IMAGINE

The 36th Chamber of Shaolin

I want to share this clip from one of my favorite Martial Arts movies because it illustrates perfectly the path of an artist from student to master. So lets just breaknit down from an artist's point of view.

Up to this point the student had been learning all the fundamental/foundational stuff he needed to learn to qualify as a shaolin master. In this story, the student had risen in the ranks very quickly. He passed all his test satisfactorily for all his teachers except for one. The student must answer this maste’s challenge and beat him to become a master.

In their first duel, the master defeats the student easily. Why? Because the student ONLY used what he had been taught. He picked his best weapon from training and used all the best and proper techniques to fight him and was beaten. He showed the master he could fight, so the master allowed him to try again any time he wished.

So the student went back to training specifically for this duel and designed a plan. He would use a weapon that he's good with, a staff, and could counter the master’s weapons specifically, fighting swords. He learned the master’s techniques so he could use them against him. He choose a staff with a crescent moon shape hook for trapping/blocking swords and an axe blade on the other end for added power and intimidation. During the duel, the plan failed miserably. You see the master had chosen his techniques and weaponry for the same reason as the student. It was his best weapon with his most mastered techniques. There was no way the student would be able to beat the master at his own game. Those swords are what he is a master of and no amount of mimicry or counter intelligence bu the student could nake him better then the master. The student could only hope to be a exceptional copy of the master, but not a master himself.

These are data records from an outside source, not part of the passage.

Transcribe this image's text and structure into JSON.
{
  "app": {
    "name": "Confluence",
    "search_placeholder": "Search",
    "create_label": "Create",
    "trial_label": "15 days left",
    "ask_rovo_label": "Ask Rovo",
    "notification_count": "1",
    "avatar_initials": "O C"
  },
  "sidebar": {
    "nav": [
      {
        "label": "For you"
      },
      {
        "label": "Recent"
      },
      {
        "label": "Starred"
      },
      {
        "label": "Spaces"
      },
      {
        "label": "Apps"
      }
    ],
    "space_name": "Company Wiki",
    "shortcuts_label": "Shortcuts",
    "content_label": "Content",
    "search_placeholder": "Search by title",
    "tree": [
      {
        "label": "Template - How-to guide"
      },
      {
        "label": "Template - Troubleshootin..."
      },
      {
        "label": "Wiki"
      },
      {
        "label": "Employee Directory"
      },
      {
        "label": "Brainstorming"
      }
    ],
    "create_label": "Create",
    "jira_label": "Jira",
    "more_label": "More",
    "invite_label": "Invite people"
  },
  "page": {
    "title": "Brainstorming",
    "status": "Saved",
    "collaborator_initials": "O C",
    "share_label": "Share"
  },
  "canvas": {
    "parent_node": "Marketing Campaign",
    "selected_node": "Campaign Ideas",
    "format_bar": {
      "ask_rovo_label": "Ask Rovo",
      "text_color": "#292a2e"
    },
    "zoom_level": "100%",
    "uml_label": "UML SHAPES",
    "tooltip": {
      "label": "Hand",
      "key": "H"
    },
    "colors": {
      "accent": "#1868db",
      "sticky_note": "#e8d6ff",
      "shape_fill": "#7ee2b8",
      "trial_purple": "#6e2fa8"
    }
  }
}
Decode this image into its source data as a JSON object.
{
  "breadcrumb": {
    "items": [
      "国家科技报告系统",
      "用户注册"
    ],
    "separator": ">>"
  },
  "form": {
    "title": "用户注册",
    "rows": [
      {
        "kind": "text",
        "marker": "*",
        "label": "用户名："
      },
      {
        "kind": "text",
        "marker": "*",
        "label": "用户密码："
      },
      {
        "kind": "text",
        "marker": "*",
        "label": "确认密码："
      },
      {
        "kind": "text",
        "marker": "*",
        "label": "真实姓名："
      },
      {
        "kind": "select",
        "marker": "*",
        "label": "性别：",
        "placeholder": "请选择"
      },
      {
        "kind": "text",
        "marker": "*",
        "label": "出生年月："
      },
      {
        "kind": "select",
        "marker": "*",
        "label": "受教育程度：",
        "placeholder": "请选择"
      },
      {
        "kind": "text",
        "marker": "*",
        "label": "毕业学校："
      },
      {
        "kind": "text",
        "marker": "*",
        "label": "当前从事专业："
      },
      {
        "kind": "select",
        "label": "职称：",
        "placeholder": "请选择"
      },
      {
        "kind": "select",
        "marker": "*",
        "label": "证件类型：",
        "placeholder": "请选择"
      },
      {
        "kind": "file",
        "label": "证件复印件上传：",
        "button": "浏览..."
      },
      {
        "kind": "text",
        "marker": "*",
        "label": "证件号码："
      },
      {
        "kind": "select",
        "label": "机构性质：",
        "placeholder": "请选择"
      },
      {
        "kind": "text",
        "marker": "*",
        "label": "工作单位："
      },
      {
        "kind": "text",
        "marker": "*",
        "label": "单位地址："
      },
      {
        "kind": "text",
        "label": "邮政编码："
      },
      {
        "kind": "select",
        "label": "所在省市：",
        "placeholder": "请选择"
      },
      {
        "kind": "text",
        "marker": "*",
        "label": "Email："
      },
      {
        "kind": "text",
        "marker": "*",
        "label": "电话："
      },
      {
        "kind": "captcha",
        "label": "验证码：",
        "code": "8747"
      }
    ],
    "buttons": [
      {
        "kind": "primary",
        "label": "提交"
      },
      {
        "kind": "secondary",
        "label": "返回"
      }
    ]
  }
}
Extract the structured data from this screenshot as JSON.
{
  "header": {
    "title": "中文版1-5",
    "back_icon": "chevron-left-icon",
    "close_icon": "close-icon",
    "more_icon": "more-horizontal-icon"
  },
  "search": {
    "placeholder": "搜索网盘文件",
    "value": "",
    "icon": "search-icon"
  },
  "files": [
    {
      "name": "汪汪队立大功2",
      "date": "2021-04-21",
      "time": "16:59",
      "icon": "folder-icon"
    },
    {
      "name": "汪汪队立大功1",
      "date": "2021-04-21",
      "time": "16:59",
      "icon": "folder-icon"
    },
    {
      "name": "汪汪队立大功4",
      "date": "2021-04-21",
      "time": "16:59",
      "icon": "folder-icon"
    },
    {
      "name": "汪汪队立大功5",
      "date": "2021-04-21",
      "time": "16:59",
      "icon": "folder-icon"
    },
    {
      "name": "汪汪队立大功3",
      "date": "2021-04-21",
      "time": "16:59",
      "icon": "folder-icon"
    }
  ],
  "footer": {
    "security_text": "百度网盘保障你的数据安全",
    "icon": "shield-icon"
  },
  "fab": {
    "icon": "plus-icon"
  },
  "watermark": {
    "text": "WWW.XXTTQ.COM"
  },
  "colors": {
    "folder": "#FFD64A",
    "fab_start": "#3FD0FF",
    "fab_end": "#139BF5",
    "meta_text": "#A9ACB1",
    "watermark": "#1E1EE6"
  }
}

So the student must again rethink his approach. Notice that he doesn't quit or get down on himself. He learns and moves on. The problen still needs solving and crying about it isn't the answer. So the student take what he knows and what he learned and most importantly what he can do and uses his imagination. He knows the staff is his best weapon, but he needs 2 weapons; one for offense and one for defense, so he takes what the staff can do and adds a way to use it as 2 seperate weapons. He designs a 3 segment staff. A staff that has 2 fighting sticks chained to its ends. When he and the master duel, the master is unprepared for the 2 handed offense/defense and the whip like attack that keeps breaking through his defense. Finally, the master acknowledges that the student has defeated him and grants him the title of Shaolin Master. The last lesson he needed to learn was how to be himself. Step number 1. Is to know the basics and be good at them. Step 2. Learn what the masters do but most importantly learn why they do those things. Step 3. Know that you know the basics, know what you are best at, and always apply what comes natural to you to solve the problem. Design everyting to your strengths and enhance them as much as possible. Don’t let a perfectionist mindset limit your creativity and drive to succeed. Just get the job done, because that is success. Thats what makes a master not how much you know but how well you know yourself.